Doch der Druck zu einem Wandel kommt nicht allein von außen, auch im Innern werden die Forderungen nach einer offenen Gesellschaft immer lauter. Die Wähler, die vor zwei Jahren Hassan Rohani zum Präsidenten gewählt haben, hoffen, dass die Regierung ihre Wahlkampfversprechen einlöst: dass sie die Rechte der Staatsbürger achtet, Zensur der Presse, des Internets, der Kunst und Literatur aufhebt, die politischen Gefangenen freilässt. Da ist bislang aber wenig geschehen. Die Regierung Rohani hat sich auf den Atomkonflikt konzentriert. Ihre zögerlichen Versuche, die politische Lage im Land selbst zu ändern, haben Konservative und Radikale Islamisten vereitelt.

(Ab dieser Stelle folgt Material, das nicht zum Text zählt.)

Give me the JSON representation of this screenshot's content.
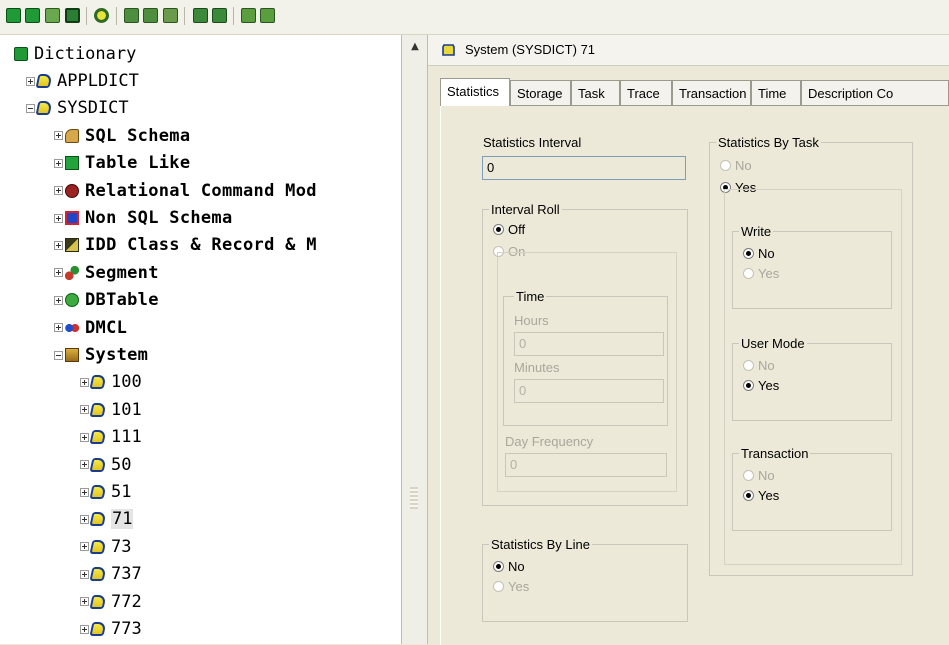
{
  "toolbar": {
    "buttons": [
      "green-db-icon",
      "green-db-icon",
      "db-grid-icon",
      "stop-icon",
      "refresh-icon",
      "table-icon",
      "table-icon",
      "table-icon",
      "schema-icon",
      "schema-icon",
      "node-icon",
      "node-icon"
    ]
  },
  "tree": {
    "root": "Dictionary",
    "items": [
      {
        "label": "APPLDICT",
        "expander": "plus",
        "icon": "yellow-db"
      },
      {
        "label": "SYSDICT",
        "expander": "minus",
        "icon": "yellow-db"
      },
      {
        "label": "SQL Schema",
        "expander": "plus",
        "icon": "sql"
      },
      {
        "label": "Table Like",
        "expander": "plus",
        "icon": "table"
      },
      {
        "label": "Relational Command Mod",
        "expander": "plus",
        "icon": "rel"
      },
      {
        "label": "Non SQL Schema",
        "expander": "plus",
        "icon": "nonsql"
      },
      {
        "label": "IDD Class & Record & M",
        "expander": "plus",
        "icon": "idd"
      },
      {
        "label": "Segment",
        "expander": "plus",
        "icon": "seg"
      },
      {
        "label": "DBTable",
        "expander": "plus",
        "icon": "dbtable"
      },
      {
        "label": "DMCL",
        "expander": "plus",
        "icon": "dmcl"
      },
      {
        "label": "System",
        "expander": "minus",
        "icon": "system"
      },
      {
        "label": "100",
        "expander": "plus",
        "icon": "yellow-db"
      },
      {
        "label": "101",
        "expander": "plus",
        "icon": "yellow-db"
      },
      {
        "label": "111",
        "expander": "plus",
        "icon": "yellow-db"
      },
      {
        "label": "50",
        "expander": "plus",
        "icon": "yellow-db"
      },
      {
        "label": "51",
        "expander": "plus",
        "icon": "yellow-db"
      },
      {
        "label": "71",
        "expander": "plus",
        "icon": "yellow-db",
        "selected": true
      },
      {
        "label": "73",
        "expander": "plus",
        "icon": "yellow-db"
      },
      {
        "label": "737",
        "expander": "plus",
        "icon": "yellow-db"
      },
      {
        "label": "772",
        "expander": "plus",
        "icon": "yellow-db"
      },
      {
        "label": "773",
        "expander": "plus",
        "icon": "yellow-db"
      }
    ]
  },
  "detail": {
    "title": "System (SYSDICT) 71",
    "tabs": [
      "Statistics",
      "Storage",
      "Task",
      "Trace",
      "Transaction",
      "Time",
      "Description Co"
    ],
    "statistics_interval": {
      "label": "Statistics Interval",
      "value": "0"
    },
    "interval_roll": {
      "title": "Interval Roll",
      "off": "Off",
      "on": "On",
      "time": {
        "title": "Time",
        "hours_label": "Hours",
        "hours_value": "0",
        "minutes_label": "Minutes",
        "minutes_value": "0"
      },
      "day_frequency": {
        "label": "Day Frequency",
        "value": "0"
      }
    },
    "statistics_by_line": {
      "title": "Statistics By Line",
      "no": "No",
      "yes": "Yes"
    },
    "statistics_by_task": {
      "title": "Statistics By Task",
      "no": "No",
      "yes": "Yes",
      "write": {
        "title": "Write",
        "no": "No",
        "yes": "Yes"
      },
      "user_mode": {
        "title": "User Mode",
        "no": "No",
        "yes": "Yes"
      },
      "transaction": {
        "title": "Transaction",
        "no": "No",
        "yes": "Yes"
      }
    }
  }
}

Im Iran tobt seit Jahren ein politischer und ideologischer Machtkampf, der sich nach dem Atomabkommen zugespitzt hat. Den Konservativen schwebt ein Modell wie das in China vor. Iran soll eine wirtschaftlich und militärisch starke regionale Großmacht werden, mit großem Einfluss in den Staaten des Nahen und Mittleren Ostens. Nach innen soll aber das repressiv islamisch geprägte System beibehalten werden. Dagegen wollen die Reformer und die iranische Zivilgesellschaft eine freie und moderne Gesellschaft, ohne dabei in Abhängigkeit vom Westen zu geraten.

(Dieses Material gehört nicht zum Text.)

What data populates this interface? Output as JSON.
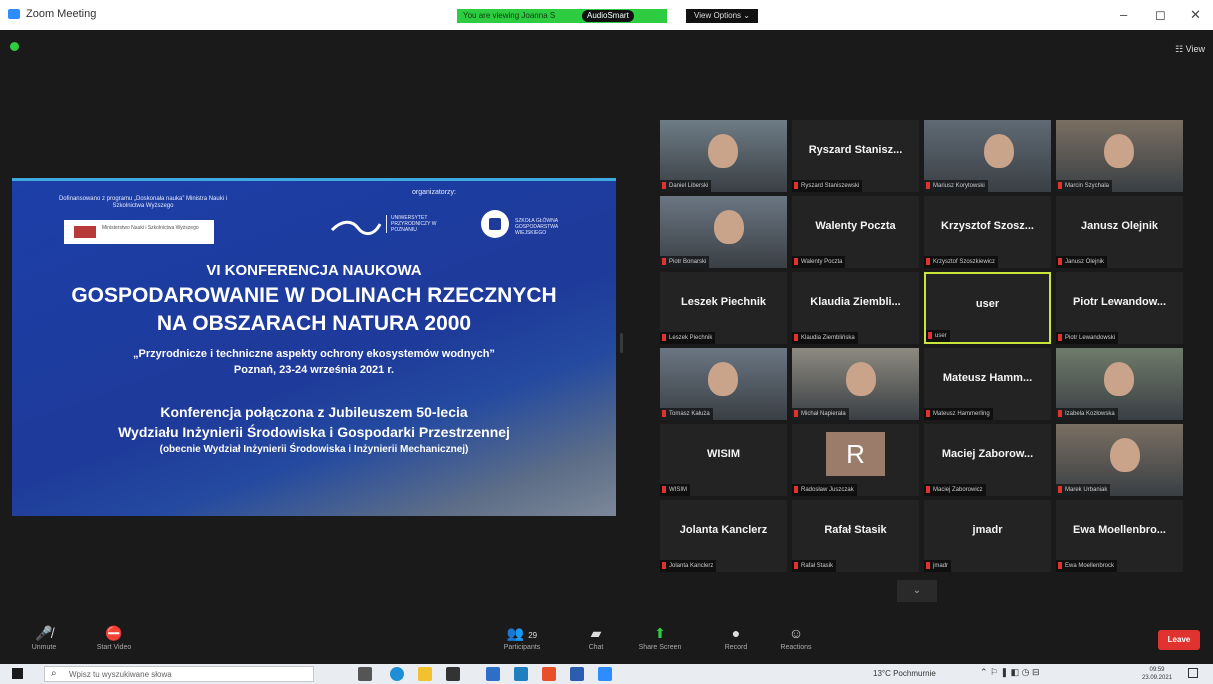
{
  "window": {
    "title": "Zoom Meeting",
    "banner_text": "You are viewing Joanna S",
    "audio_label": "AudioSmart",
    "view_options": "View Options ⌄",
    "minimize": "–",
    "maximize": "◻",
    "close": "✕"
  },
  "meeting": {
    "view_label": "☷ View"
  },
  "slide": {
    "funding_text": "Dofinansowano z programu „Doskonała nauka” Ministra Nauki i Szkolnictwa Wyższego",
    "ministry_text": "Ministerstwo Nauki i Szkolnictwa Wyższego",
    "organizers": "organizatorzy:",
    "university": "UNIWERSYTET PRZYRODNICZY W POZNANIU",
    "sggw": "SZKOŁA GŁÓWNA GOSPODARSTWA WIEJSKIEGO",
    "line1": "VI KONFERENCJA NAUKOWA",
    "line2": "GOSPODAROWANIE W DOLINACH RZECZNYCH",
    "line3": "NA OBSZARACH NATURA 2000",
    "line4": "„Przyrodnicze i techniczne aspekty ochrony ekosystemów wodnych”",
    "line5": "Poznań, 23-24 września 2021 r.",
    "line6": "Konferencja połączona z Jubileuszem 50-lecia",
    "line7": "Wydziału Inżynierii Środowiska i Gospodarki Przestrzennej",
    "line8": "(obecnie Wydział Inżynierii Środowiska i Inżynierii Mechanicznej)"
  },
  "participants": [
    {
      "big": "",
      "label": "Daniel Liberski",
      "video": true
    },
    {
      "big": "Ryszard Stanisz...",
      "label": "Ryszard Staniszewski",
      "video": false
    },
    {
      "big": "",
      "label": "Mariusz Korytowski",
      "video": true
    },
    {
      "big": "",
      "label": "Marcin Szychala",
      "video": true
    },
    {
      "big": "",
      "label": "Piotr Bonarski",
      "video": true
    },
    {
      "big": "Walenty Poczta",
      "label": "Walenty Poczta",
      "video": false
    },
    {
      "big": "Krzysztof Szosz...",
      "label": "Krzysztof Szoszkiewicz",
      "video": false
    },
    {
      "big": "Janusz Olejnik",
      "label": "Janusz Olejnik",
      "video": false
    },
    {
      "big": "Leszek Piechnik",
      "label": "Leszek Piechnik",
      "video": false
    },
    {
      "big": "Klaudia Ziembli...",
      "label": "Klaudia Ziemblińska",
      "video": false
    },
    {
      "big": "user",
      "label": "user",
      "video": false
    },
    {
      "big": "Piotr Lewandow...",
      "label": "Piotr Lewandowski",
      "video": false
    },
    {
      "big": "",
      "label": "Tomasz Kałuża",
      "video": true
    },
    {
      "big": "",
      "label": "Michał Napierała",
      "video": true
    },
    {
      "big": "Mateusz Hamm...",
      "label": "Mateusz Hammerling",
      "video": false
    },
    {
      "big": "",
      "label": "Izabela Kozłowska",
      "video": true
    },
    {
      "big": "WISIM",
      "label": "WISIM",
      "video": false
    },
    {
      "big": "R",
      "label": "Radosław Juszczak",
      "video": false
    },
    {
      "big": "Maciej Zaborow...",
      "label": "Maciej Zaborowicz",
      "video": false
    },
    {
      "big": "",
      "label": "Marek Urbaniak",
      "video": true
    },
    {
      "big": "Jolanta Kanclerz",
      "label": "Jolanta Kanclerz",
      "video": false
    },
    {
      "big": "Rafał Stasik",
      "label": "Rafał Stasik",
      "video": false
    },
    {
      "big": "jmadr",
      "label": "jmadr",
      "video": false
    },
    {
      "big": "Ewa Moellenbro...",
      "label": "Ewa Moellenbrock",
      "video": false
    }
  ],
  "more_button": "⌄",
  "toolbar": {
    "unmute": "Unmute",
    "start_video": "Start Video",
    "participants_count": "29",
    "participants": "Participants",
    "chat": "Chat",
    "share_screen": "Share Screen",
    "record": "Record",
    "reactions": "Reactions",
    "leave": "Leave"
  },
  "taskbar": {
    "search_placeholder": "Wpisz tu wyszukiwane słowa",
    "weather": "13°C Pochmurnie",
    "tray": "⌃ ⚐ ❚ ◧ ◷ ⊟",
    "time": "09:59",
    "date": "23.09.2021"
  },
  "colors": {
    "active_speaker_border": "#c8e63a",
    "share_green": "#2ecc40",
    "leave_red": "#e0322f",
    "slide_blue": "#1e3a9a"
  }
}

Der Kampf zwischen beiden Strömungen ist täglich spürbar. Ob es um Kleidungsvorschriften für Frauen geht, um die Aufführung eines Konzerts, um einen Film, einen Roman oder um die Reform der Pressegesetze, Zulassung freier Gewerkschaften, freie Lehre und Forschung an den Universitäten, immer geht es letztendlich um die Frage, ob das islamistisch geprägte System beibehalten oder Schritt für Schritt gelockert wird.

Für die Region von Bedeutung

Den Konservativen ist es wohl bewusst, dass der Prozess der Modernisierung der Gesellschaft die Legitimation eines islamischen Staats immer mehr infrage stellt, ja letztendlich seinen Untergang herbeiführt. Sie versuchen mit allen Mitteln, die einer Gewaltherrschaft zur Verfügung stehen, den Prozess aufzuhalten.

Kritische Journalisten, Menschenrechtsaktivisten, Frauenrechtlerinnen werden in Haft genommen, hunderte literarische Werke liegen seit Jahren in der Zensurbehörde, der international bekannte Filmemacher Dschafar Panahi ist zu zwanzig Jahren Berufsverbot verurteilt worden und dergleichen mehr. Die beiden führenden Politiker der Grünen Bewegung gegen die Wiederwahl von Präsident Mahmud Ahmadinedschad 2009, Mir Hossein Mussavi und Mehdi Karrubi, befinden sich ohne ein Gerichtsurteil seit Jahren im Hausarrest.

In welche Richtung sich der Iran in den nächsten Jahren entwickeln wird, ist auch für die gesamte Region des Nahen und Mittleren Osten von großer Bedeutung. Das sollten westliche Politiker, die gelockt von der Hoffnung auf Milliardengeschäfte in den Iran reisen, im Auge behalten.